В больницу я попал первый раз за свои пятьдесят с лишним лет. Обычно справлялся как-то сам. С детства приучили, что организм отвечает взаимностью на волю. Если есть воля, все будет в порядке и с организмом.
Но в больнице оказалось не так плохо. Было время подумать. Моя жизнь представлялась лоскутным одеялом, наподобие того, что было у нас с Усой, на «мертвом озере». И сейчас, вынужденный почти все время лежать, я выхватывал из «одеяла» какие-то фрагменты. Одни отчетливые, другие представлялись ненастоящими событиями, придуманными. Как будто все было и так, и не так. Где-то вообще белые пятна. Вся первая половина экспедиции, эта каторжная работа среди вечной мерзлоты и болот. Перевалочные станции, с названиями, только что написанными черной масляной краской на серых свилеватых досках. Удивительно, на этих станциях только после войны люди начали привыкать, что «не барин теперича», а «какие-то комиссары». Они реагировали беззлобно. Для них все равно. Их жизнь была простой и понятной, как жизнь муравья, который «здесь и сейчас» тащит груз, пусть и в несколько раз превышающий вес его тела. Поэтому у муравья есть только «здесь и сейчас».
«Лоскутное одеяло» моей жизни разворачивалось дальше. Я высмотрел кусок из детства, вспомнил бабушку. «Александровская бабушка» – так про нее говорили. Потому что родилась еще во времена Александра II.
Вспоминал, как бабушка смотрела на меня строго и одновременно с непредвзятой наивностью. Наверное, как очень умный человек, она понимала силу и мудрость ребенка перед любым взрослым. Даже таким, как она.
– Бабуля?
– Ну? – грозно отзывалась бабушка. Теперь я понимал, что ей было неприятно это «бабуля». В свои восемьдесят лет она выглядела на пятьдесят, а чувствовала себя на тридцать, смело подметая булыжники Поварской белым ажурным подолом своего платья и давя пыль резными каблуками белых сапог.
Дальше вспомнил эвакуацию из Севастополя. Как с мясом вырвали серебряные подсвечники из «Блютнера». Бабушка почему-то хотела его сохранить… рояль занимал целиком одну подводу, его с трудом тащили и без того измученные лошади, через жуткую смоленскую глину. Смоленская глина… даже сейчас я ее помню. Ужасное зрелище. Будто земля исполосована огромным тупым ножом. Будто кто-то был настолько зол на все, что тогда происходило, спустился с неба и исполосовал. Какой-то великан искромсал полотно земли глубокими ударами.

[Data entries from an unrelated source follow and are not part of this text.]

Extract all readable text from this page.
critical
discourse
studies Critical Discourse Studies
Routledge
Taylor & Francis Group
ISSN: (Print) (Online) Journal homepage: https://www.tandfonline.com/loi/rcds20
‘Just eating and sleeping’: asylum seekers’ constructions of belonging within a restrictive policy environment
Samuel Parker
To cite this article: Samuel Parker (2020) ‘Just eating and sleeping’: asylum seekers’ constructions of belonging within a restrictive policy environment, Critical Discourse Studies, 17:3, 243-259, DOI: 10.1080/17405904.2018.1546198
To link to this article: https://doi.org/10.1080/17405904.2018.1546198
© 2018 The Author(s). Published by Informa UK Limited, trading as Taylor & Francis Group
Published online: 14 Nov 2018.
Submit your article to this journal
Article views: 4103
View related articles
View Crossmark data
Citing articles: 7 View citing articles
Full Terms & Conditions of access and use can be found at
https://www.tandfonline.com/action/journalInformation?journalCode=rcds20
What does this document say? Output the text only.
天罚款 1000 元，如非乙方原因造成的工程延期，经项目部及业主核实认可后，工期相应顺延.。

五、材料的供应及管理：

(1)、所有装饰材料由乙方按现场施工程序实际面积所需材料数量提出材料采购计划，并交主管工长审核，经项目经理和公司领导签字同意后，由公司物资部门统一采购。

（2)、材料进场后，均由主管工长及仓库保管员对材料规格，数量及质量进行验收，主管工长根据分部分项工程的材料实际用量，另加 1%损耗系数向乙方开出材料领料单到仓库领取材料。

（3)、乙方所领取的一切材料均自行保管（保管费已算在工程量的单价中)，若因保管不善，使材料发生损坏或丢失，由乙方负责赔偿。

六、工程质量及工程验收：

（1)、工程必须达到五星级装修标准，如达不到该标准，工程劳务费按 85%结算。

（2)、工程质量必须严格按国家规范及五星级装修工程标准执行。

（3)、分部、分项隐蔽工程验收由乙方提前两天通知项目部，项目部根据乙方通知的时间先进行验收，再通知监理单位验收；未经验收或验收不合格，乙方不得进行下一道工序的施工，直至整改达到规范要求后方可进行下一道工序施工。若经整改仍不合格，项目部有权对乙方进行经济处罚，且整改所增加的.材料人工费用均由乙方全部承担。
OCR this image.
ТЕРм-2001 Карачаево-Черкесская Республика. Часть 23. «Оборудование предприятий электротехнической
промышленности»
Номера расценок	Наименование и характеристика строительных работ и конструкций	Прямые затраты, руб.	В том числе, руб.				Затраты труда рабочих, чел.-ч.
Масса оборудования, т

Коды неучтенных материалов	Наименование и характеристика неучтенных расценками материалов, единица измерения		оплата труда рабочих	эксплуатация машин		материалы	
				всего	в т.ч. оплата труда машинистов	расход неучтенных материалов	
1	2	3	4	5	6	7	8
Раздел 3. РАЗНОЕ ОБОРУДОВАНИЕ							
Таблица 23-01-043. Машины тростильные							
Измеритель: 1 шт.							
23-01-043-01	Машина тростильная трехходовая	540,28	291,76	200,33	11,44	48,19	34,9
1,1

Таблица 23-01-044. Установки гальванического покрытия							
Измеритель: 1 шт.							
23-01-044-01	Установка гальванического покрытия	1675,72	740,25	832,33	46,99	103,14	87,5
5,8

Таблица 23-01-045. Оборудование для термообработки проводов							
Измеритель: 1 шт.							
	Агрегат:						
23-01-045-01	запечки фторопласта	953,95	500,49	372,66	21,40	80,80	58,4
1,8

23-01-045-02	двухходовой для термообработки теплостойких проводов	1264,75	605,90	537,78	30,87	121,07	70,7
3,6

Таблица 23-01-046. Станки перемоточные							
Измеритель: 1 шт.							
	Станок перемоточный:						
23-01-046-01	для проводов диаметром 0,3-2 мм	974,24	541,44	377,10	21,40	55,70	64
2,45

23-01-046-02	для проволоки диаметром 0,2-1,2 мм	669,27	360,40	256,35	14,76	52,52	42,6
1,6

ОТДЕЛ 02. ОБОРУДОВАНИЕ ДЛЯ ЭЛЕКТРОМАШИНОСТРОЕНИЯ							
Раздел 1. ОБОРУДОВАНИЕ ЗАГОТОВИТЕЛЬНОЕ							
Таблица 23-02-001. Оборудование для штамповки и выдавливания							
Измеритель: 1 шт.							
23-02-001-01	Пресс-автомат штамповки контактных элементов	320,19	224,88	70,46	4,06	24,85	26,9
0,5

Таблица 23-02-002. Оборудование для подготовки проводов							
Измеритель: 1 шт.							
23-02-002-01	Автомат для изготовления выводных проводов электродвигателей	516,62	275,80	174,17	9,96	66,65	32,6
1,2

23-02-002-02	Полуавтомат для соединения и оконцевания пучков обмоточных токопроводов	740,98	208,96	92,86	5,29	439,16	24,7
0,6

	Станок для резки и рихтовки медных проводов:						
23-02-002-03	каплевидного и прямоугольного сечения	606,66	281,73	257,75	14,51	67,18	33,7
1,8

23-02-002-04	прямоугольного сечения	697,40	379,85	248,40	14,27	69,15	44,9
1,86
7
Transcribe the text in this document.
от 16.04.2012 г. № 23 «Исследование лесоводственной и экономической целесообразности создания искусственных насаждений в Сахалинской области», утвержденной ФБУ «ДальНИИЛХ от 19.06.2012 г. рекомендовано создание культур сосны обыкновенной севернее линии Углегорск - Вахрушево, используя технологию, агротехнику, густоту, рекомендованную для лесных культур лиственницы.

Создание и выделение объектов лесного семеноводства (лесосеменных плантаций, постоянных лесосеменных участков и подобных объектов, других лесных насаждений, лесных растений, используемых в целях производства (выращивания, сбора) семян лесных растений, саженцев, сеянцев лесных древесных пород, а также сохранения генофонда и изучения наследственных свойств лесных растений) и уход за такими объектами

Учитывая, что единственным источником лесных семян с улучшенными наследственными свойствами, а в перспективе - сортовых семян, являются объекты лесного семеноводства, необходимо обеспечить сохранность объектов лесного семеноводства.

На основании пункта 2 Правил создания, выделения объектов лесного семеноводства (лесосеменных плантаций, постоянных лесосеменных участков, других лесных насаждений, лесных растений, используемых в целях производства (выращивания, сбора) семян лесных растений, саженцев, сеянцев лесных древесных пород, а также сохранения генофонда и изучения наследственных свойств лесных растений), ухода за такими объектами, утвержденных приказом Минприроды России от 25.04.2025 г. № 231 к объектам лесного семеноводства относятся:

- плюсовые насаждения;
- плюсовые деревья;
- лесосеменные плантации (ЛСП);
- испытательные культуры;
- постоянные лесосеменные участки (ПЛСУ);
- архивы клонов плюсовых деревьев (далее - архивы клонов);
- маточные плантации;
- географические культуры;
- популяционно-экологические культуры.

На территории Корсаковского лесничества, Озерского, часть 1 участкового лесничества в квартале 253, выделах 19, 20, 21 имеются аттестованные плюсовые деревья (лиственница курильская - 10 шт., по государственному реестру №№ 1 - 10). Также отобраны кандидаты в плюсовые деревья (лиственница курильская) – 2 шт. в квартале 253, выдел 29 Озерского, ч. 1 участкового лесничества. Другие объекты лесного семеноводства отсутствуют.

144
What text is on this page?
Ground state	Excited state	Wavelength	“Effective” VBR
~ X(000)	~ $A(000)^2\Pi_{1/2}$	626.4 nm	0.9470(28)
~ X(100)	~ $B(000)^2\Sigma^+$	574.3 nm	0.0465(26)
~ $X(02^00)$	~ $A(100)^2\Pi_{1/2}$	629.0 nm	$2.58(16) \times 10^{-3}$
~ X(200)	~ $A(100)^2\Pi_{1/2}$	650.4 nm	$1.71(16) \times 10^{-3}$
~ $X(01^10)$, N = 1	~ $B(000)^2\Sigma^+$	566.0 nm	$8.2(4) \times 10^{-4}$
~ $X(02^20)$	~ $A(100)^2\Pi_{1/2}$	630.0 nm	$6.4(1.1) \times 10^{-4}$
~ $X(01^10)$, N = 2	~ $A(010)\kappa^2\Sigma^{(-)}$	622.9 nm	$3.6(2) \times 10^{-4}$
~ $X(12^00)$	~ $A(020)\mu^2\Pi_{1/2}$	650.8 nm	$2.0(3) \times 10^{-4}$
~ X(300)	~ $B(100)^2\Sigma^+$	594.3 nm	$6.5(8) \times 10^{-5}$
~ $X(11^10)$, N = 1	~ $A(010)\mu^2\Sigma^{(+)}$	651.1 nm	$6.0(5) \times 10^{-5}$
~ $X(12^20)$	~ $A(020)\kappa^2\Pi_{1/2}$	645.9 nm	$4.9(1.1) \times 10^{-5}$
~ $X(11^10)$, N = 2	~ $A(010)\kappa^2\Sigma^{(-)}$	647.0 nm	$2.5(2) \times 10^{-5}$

Во все стороны тянулись подводы. У многих, кто ехал с нами рядом, лошади падали, закапывались в глину, умирали. Наши еще как-то держались. Только на воле «бабули». Так мне сейчас кажется. Она ничего не говорила. Просто стояла на подводах, закутанная в плотный плед из верблюжьей шерсти, и всматривалась куда-то вдаль.